Democrat Kendall Van Dyk said Wednesday he’s pulled off the upset of Republican Sen. Roy Brown by 16 votes and no official recount is necessary.
The challenger in Brown’s North Central Billings Senate District 25 led Brown by just one vote at midnight, but picked up 15 additional votes as counting continued until 1:30 a.m. Wednesday.
Van Dyk quickly released a statement Wednesday morning claiming his victory.
“The issue of the recount, the state has established parameters for what they think is reasonable to assume can be changed. Sixteen votes is not a lot, but in our small Senate district, it’s pretty reliable to say ‘yes, Kendal Van Dyk won this race,’” Van Dyk said.
However the election isn’t beyond question. State law allows candidates to petition for recount if the margin of victory is less than 0.50 percent.
Van Dyk’s victory margin is currently 0.26 percent. If the spread was just slightly less, 0.25 percent, it would also entitle Brown to a recount at the taxpayer’s expense. The last recount in Yellowstone County cost taxpayers $600 to $800, said Bret Rutherford, Yellowstone County elections officer.
The recount bill now falls on Brown. State law recognizes Van Dyk’s slim lead as a victory, but gives Brown a five-day window after the official state canvass to post bond and request a recount. If the final results were less than 0.25 percent, Brown would be off the hook for the costs.

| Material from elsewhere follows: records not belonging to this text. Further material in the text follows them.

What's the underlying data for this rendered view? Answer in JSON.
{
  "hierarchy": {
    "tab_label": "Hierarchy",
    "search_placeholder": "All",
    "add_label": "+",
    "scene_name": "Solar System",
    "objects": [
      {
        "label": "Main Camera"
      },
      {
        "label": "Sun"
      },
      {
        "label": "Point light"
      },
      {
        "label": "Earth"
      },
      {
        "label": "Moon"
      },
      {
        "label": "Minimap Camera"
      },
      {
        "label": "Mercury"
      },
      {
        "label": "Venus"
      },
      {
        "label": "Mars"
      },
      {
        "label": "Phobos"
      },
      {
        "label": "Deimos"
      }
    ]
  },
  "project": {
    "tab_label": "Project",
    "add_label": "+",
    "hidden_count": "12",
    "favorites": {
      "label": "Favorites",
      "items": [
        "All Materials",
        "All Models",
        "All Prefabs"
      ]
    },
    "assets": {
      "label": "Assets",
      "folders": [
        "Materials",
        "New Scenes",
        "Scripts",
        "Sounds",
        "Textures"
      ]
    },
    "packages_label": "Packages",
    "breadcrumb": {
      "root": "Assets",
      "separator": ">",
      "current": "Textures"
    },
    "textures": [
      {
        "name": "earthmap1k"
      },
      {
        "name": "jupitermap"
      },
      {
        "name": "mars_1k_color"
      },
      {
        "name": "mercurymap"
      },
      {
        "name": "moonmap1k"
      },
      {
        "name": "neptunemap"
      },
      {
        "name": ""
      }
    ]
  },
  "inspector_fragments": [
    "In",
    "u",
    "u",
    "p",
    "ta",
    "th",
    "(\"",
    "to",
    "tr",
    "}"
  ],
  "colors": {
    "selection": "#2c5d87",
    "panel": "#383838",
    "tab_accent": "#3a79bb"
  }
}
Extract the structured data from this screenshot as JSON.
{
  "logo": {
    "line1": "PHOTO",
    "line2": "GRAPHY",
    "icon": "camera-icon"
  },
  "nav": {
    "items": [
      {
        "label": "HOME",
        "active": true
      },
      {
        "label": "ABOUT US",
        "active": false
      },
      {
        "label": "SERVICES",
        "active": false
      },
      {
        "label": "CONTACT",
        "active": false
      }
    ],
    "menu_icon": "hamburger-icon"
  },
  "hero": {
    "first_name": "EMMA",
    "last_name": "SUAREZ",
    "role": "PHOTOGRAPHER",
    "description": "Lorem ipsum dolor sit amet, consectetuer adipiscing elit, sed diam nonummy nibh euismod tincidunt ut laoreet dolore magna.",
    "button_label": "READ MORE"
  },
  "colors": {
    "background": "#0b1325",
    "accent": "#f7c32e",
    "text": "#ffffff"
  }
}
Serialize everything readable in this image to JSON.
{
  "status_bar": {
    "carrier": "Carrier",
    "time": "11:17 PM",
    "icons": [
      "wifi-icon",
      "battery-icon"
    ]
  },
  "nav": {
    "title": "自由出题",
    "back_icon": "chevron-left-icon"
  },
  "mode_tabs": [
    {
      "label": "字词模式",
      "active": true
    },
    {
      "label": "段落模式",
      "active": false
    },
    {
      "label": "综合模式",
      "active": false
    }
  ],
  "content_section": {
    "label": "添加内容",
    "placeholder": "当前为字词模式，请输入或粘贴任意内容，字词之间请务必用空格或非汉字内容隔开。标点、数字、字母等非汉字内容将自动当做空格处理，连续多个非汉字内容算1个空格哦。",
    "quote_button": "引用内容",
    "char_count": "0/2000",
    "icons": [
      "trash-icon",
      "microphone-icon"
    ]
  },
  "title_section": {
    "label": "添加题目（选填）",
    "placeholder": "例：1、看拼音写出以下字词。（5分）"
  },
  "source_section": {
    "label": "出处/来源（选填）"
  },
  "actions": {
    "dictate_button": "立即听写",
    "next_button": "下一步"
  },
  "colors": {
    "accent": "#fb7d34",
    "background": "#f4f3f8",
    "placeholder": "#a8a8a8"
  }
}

Brown said he will wait until Monday to decide whether to challenge. That’s the day election officials will verify and count provisional ballots. Those ballots were mostly cast by last day voters who were either new to voting or new to the district in which they voted. The identities of the voters, as well as their proper districts need to be confirmed. Rutherford said there are 21 provisional ballots to be counted Monday in Senate District 25.
“I’ve been truly humbled and honored by the support I have received throughout this campaign,” Brown said in a written statement. “There are 21 remaining votes to be counted and the people of Senate District 25 deserve to have the process run its course. I am sure my opponent would agree that we need to ensure every vote is counted and everyone’s voice is heard.”
Those 21 provisional ballots are mostly from people who became voters in the district on Election Day, which makes it worth noting that Van Dyk launched an aggressive get out the vote effort, which was particularly intense Tuesday. Volunteers studied polling data as ballots were cast looking for people who hadn’t yet voted. The campaign then phoned non-voters and even knocked on doors to get them to the polls, Van Dyk said.
Brown has served in the Legislature since 1999, first in the House before winning election in the Senate. He was also the Republican gubernatorial candidate in 2008, but lost to Brian Schweitzer. It was that 2008 loss that led Democrats to believe the Republican could be vulnerable in his own Senate District 25, where Schweitzer won roughly two-thirds of the vote two years ago.